The second concern identified through the consultations is whether the MNP rollout will be costly and make current immigration processes more complicated. Participants have advocated for the creation of multilateral partnerships at local, provincial and federal levels to ensure participating communities are properly supported in welcoming newcomers and learning to navigate the MNP. The cost of implementing the MNP will likely vary across participating communities based on their established infrastructure, settlement capacity, and settlement service providers.

Lastly, there are concerns about the retention of MNP nominee recipients after they become Permanent Residents. In Canada, citizens and Permanent Residents have the constitutionally protected right to move, work, and settle in any province or municipality they desire. Assuming the MNP attracts applicants to smaller underserved communities, the MNP will need to ensure it has mechanisms built into its programs that reduce the likelihood of applicants leaving and moving away to major cities after they have obtained their Permanent Residency. One suggestion is to attach a contractual-like condition that MNP nominee recipients must reside for a set period of time in their supporting community or municipality after they become Permanent Residents. This may increase the likelihood of applicants following through with their intention to reside in their supporting community.

Closing Remarks

While it is not clear when or if the MNP will be launched, nor what it will look like, what is clear, is that regional and municipal immigration programs are needed to make rural and smaller communities experiencing labour shortages more attractive to skilled immigrants.

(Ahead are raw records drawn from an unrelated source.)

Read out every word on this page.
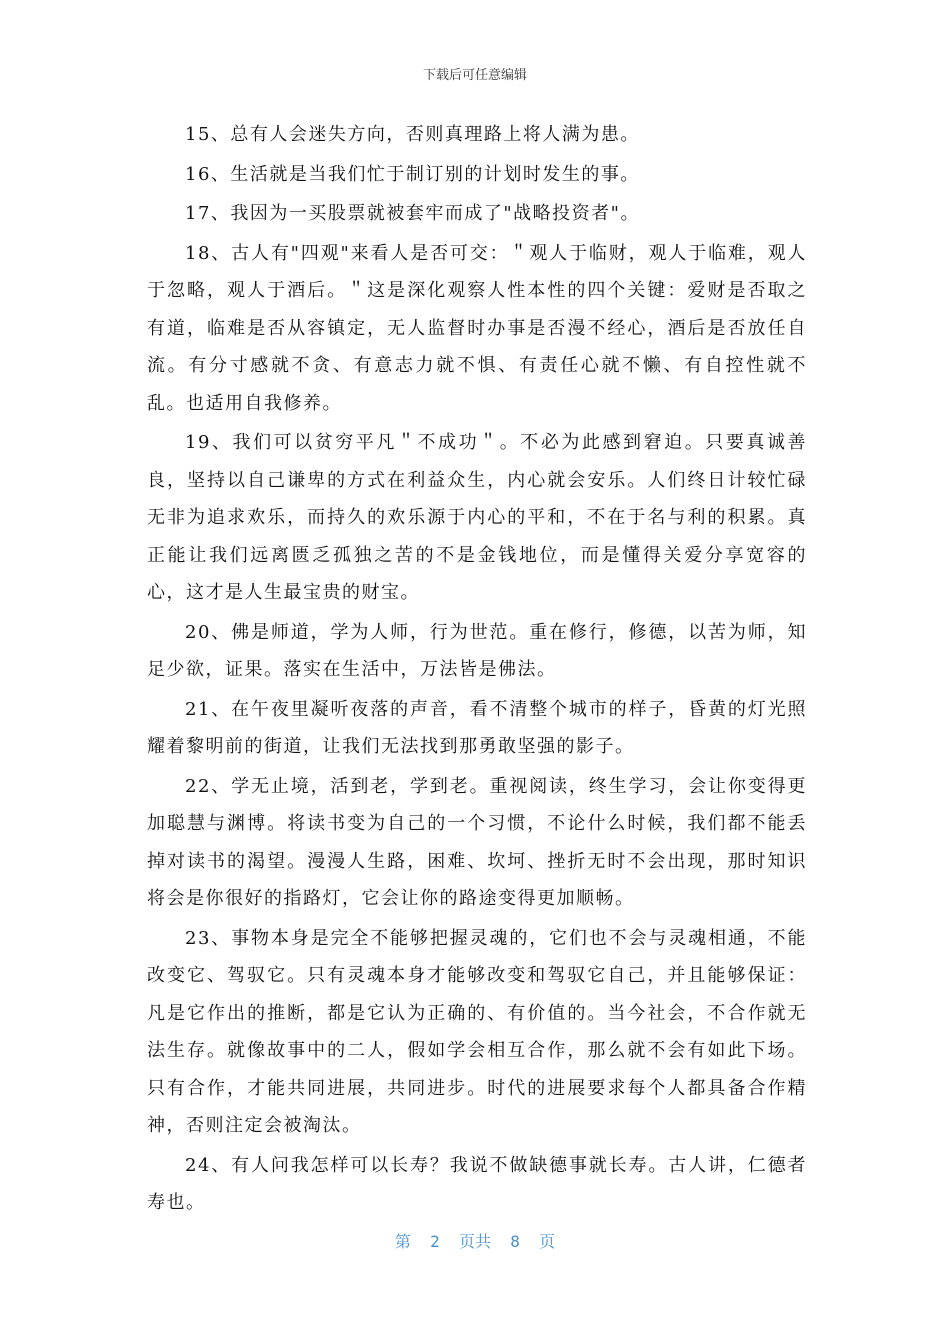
下载后可任意编辑

15、总有人会迷失方向，否则真理路上将人满为患。

16、生活就是当我们忙于制订别的计划时发生的事。

17、我因为一买股票就被套牢而成了"战略投资者"。

18、古人有"四观"来看人是否可交：＂观人于临财，观人于临难，观人于忽略，观人于酒后。＂这是深化观察人性本性的四个关键：爱财是否取之有道，临难是否从容镇定，无人监督时办事是否漫不经心，酒后是否放任自流。有分寸感就不贪、有意志力就不惧、有责任心就不懒、有自控性就不乱。也适用自我修养。

19、我们可以贫穷平凡＂不成功＂。不必为此感到窘迫。只要真诚善良，坚持以自己谦卑的方式在利益众生，内心就会安乐。人们终日计较忙碌无非为追求欢乐，而持久的欢乐源于内心的平和，不在于名与利的积累。真正能让我们远离匮乏孤独之苦的不是金钱地位，而是懂得关爱分享宽容的心，这才是人生最宝贵的财宝。

20、佛是师道，学为人师，行为世范。重在修行，修德，以苦为师，知足少欲，证果。落实在生活中，万法皆是佛法。

21、在午夜里凝听夜落的声音，看不清整个城市的样子，昏黄的灯光照耀着黎明前的街道，让我们无法找到那勇敢坚强的影子。

22、学无止境，活到老，学到老。重视阅读，终生学习，会让你变得更加聪慧与渊博。将读书变为自己的一个习惯，不论什么时候，我们都不能丢掉对读书的渴望。漫漫人生路，困难、坎坷、挫折无时不会出现，那时知识将会是你很好的指路灯，它会让你的路途变得更加顺畅。

23、事物本身是完全不能够把握灵魂的，它们也不会与灵魂相通，不能改变它、驾驭它。只有灵魂本身才能够改变和驾驭它自己，并且能够保证：凡是它作出的推断，都是它认为正确的、有价值的。当今社会，不合作就无法生存。就像故事中的二人，假如学会相互合作，那么就不会有如此下场。只有合作，才能共同进展，共同进步。时代的进展要求每个人都具备合作精神，否则注定会被淘汰。

24、有人问我怎样可以长寿？我说不做缺德事就长寿。古人讲，仁德者寿也。

第  2  页共  8  页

Based on the lessons learned from the RNIP and the AIP, high retention rates along with overall increased immigration to the selected communities and municipalities are projected to be the main indicators of the MNP’s success. To have its intended effect, the MNP will need to leverage the pre-existing relationships that municipalities and local economic development organizations have with employers and service providers within their communities. Additionally, the MNP must incorporate retention-based principles that prioritize strong community settlement services, career development opportunities, and community infrastructure (e.g. affordable housing, schools and healthcare services, etc.).